Bundled Transliterators
Note
Python code on this page: bundled.py
Jupyter Notebook: bundled.ipynb
Graph Transliterator includes bundled transliterators in a Bundled
subclass of
GraphTransliterator
that can be used as follows:
1import graphtransliterator.transliterators as transliterators
2example_transliterator = transliterators.Example()
3example_transliterator.transliterate('a')
'A'
To access transliterator classes, use the iterator
transliterators.iter_transliterators()
:
4bundled_iterator = transliterators.iter_transliterators()
5next(bundled_iterator)
<example.Example at 0x7fc8a86ca0d0>
To access the names of transliterator classes, use the iterator
transliterators.iter_names()
:
6bundled_names_iterator = transliterators.iter_names()
7next(bundled_names_iterator)
'Example'
The actual bundled transliterators are submodules of
graphtransliterator.transliterators
, but they are loaded into the namespace
of transliterators
:
8from graphtransliterator.transliterators import Example
Each instance of Bundled
contains a directory
attribute:
9transliterator = Example()
10transliterator.directory
'/home/docs/checkouts/readthedocs.org/user_builds/graphtransliterator/checkouts/latest/graphtransliterator/transliterators/example'
Each will contain an easy-reading YAML file that you can view:
tokens:
a: [vowel]
' ': [whitespace]
b: [consonant]
rules:
a: A
b: B
' ': ' '
(<consonant> a) b (a <consonant>): "!B!"
onmatch_rules:
- <vowel> + <vowel>: ","
whitespace:
consolidate: False
default: " "
token_class: whitespace
metadata:
name: example
version: 1.0.0
description: "An Example Bundled Transliterator"
url: https://github.com/seanpue/graphtransliterator/tree/master/transliterator/sample
author: Author McAuthorson
author_email: author_mcauthorson@msu.edu
license: MIT License
keywords:
- example
project_urls:
Documentation: https://github.com/seanpue/graphtransliterator/tree/master/graphtransliterator/transliterators/example
Source: https://github.com/seanpue/graphtransliterator/tree/graphtransliterator/transliterators/example
Tracker: https://github.com/seanpue/graphtransliterator/issues
There is also a JSON dump of the transliterator for quick loading:
{"graphtransliterator_version":"1.2.0","compressed_settings":[["consonant","vowel","whitespace"],[" ","a","b"],[[2],[1],[0]],[["!B!",[0],[1],[2],[1],[0],-5],["A",0,0,[1],0,0,-1],["B",0,0,[2],0,0,-1],[" ",0,0,[0],0,0,-1]],[" ","whitespace",0],[[[1],[1],","]],{"name":"example","version":"1.0.0","description":"An Example Bundled Transliterator","url":"https://github.com/seanpue/graphtransliterator/tree/master/transliterator/sample","author":"Author McAuthorson","author_email":"author_mcauthorson@msu.edu","license":"MIT License","keywords":["example"],"project_urls":{"Documentation":"https://github.com/seanpue/graphtransliterator/tree/master/graphtransliterator/transliterators/example","Source":"https://github.com/seanpue/graphtransliterator/tree/graphtransliterator/transliterators/example","Tracker":"https://github.com/seanpue/graphtransliterator/issues"}},null]}
Test Coverage of Bundled Transliterators
Each bundled transliterators requires rigorous testing: every node and edge, as
well as any onmatch rules, if applicable, must be visited.
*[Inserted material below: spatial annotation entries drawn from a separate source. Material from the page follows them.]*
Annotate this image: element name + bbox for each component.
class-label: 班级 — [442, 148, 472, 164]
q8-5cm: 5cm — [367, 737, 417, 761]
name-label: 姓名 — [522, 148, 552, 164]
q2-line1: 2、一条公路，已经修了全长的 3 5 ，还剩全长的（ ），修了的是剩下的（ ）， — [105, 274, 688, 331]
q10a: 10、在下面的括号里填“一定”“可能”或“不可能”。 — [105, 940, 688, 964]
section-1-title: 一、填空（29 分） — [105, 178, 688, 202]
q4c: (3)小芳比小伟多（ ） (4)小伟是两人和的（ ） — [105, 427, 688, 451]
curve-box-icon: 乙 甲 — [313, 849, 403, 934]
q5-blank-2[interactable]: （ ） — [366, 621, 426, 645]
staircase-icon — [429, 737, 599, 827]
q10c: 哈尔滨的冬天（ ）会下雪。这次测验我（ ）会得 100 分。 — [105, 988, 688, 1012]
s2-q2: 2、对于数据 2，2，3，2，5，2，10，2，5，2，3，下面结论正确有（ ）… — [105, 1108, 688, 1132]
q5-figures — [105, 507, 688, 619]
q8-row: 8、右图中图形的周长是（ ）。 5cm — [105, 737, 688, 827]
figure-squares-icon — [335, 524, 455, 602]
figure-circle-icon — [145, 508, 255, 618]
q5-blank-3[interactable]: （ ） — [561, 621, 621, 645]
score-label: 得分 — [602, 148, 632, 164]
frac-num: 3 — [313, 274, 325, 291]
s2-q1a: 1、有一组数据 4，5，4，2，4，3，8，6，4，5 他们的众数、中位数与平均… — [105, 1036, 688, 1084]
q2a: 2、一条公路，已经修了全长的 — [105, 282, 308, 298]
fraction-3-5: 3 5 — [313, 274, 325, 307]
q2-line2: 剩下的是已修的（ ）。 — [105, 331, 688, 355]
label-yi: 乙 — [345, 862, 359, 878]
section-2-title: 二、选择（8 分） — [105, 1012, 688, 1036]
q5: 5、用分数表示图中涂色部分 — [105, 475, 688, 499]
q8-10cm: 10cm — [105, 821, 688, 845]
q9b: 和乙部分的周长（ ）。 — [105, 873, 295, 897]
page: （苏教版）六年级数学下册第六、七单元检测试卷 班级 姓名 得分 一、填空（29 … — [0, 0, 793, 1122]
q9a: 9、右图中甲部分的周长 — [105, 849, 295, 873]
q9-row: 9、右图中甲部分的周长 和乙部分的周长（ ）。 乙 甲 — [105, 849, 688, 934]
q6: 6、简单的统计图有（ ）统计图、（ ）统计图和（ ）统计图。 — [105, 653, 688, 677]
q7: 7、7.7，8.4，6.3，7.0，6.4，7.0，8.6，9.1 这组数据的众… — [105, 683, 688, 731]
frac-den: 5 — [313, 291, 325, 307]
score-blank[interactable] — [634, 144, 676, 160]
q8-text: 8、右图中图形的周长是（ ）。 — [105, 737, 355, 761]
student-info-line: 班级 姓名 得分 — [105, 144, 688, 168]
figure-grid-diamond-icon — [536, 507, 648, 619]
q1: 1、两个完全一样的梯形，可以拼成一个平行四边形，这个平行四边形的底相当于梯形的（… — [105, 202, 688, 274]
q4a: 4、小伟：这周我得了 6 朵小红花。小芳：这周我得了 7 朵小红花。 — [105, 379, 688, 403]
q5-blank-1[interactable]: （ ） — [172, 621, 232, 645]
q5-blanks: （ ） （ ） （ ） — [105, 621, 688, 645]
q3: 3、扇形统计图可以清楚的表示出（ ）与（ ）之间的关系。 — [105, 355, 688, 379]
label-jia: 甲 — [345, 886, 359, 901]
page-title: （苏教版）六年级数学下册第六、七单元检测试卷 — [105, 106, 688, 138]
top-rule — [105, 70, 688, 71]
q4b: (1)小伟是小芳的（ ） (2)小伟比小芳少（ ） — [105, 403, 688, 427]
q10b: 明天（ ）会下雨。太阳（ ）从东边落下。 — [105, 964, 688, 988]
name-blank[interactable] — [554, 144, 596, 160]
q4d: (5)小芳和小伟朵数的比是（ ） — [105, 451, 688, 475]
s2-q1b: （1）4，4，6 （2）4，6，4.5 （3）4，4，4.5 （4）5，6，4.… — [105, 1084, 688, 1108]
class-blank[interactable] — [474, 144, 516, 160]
A separate subclass
CoverageTransliterator
of GraphTransliterator
is used
during testing.
It logs visits to nodes, edges, and onmatch rules. The tests are found in a subdirectory of the transliterator named “tests”. They are in a YAML file consisting of a dictionary keyed from transliteration input to correct output, e.g.:
# YAML declaration of tests for bundled Graph Transliterator
# These are in the form of a dictionary.
# The key is the source text, and the value is the correct transliteration.
' ': ' '
a: A
aa: A,A
babab: BA!B!AB
b: B
Once the tests are completed, Graph Transliterator checks that all components of the graph and all of the onmatch rules have been visited.
Class Structure and Naming Conventions
Each transliterator must include a class definition in a submodule of
transliterators
.
The class name of each transliterator must be unique and follow camel-case conventions, e.g. SourceToTarget. File and directory names should, if applicable, be lowercased as source_to_target.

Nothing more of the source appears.